Did the issue occur when backing up the entire database or just the large databases and tables? The problem is unclear, and there are no logs either. :man_shrugging:

| username: lemonade010 | Original post link

Post the logs and take a screenshot of the resource usage.

| username: Kongdom | Original post link

:joy: It turns out to be an experimental feature. I subconsciously thought it was BR.

According to the description here, it is estimated that the connection time to the TiDB node has timed out, or the node has reported an error. It seems that we indeed need to check the TiDB node logs.
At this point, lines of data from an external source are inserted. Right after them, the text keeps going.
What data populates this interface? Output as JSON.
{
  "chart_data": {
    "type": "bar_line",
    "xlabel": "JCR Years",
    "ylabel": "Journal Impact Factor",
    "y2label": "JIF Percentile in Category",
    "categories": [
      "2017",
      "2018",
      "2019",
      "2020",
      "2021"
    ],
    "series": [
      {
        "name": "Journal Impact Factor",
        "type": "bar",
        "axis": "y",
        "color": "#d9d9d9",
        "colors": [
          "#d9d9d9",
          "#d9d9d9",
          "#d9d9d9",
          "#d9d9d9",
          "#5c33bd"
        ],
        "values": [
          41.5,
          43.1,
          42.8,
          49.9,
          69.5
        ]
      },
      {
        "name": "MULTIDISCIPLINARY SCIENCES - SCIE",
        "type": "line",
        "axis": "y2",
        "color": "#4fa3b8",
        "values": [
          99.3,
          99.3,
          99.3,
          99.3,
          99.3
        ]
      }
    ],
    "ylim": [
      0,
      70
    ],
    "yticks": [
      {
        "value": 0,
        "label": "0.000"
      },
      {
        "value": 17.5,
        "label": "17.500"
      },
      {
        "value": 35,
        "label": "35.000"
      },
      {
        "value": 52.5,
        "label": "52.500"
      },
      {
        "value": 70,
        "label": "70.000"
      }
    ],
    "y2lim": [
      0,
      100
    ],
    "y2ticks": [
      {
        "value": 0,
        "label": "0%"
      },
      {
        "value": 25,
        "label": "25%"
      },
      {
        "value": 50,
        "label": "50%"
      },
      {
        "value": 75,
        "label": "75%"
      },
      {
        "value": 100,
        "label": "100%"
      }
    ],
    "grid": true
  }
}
| username: 小于同学 | Original post link

Do you have logs?

| username: TiDBer_ivan0927 | Original post link

You need to look at the specific logs.

| username: porpoiselxj | Original post link

Based on the experience with BR backups, there is a verification process after the backup is completed, which can be quite time-consuming. You can check the IO and CPU usage during the stalled period in Grafana → ****-Tikv-Details → Cluster → Mbps/CPU. If there is a significant and sustained increase, it is likely performing the verification. In that case, you might want to wait a bit longer.

| username: xmlianfeng | Original post link

Please provide the backup parameters and error logs for review.

| username: system | Original post link

This topic was automatically closed 60 days after the last reply. New replies are no longer allowed.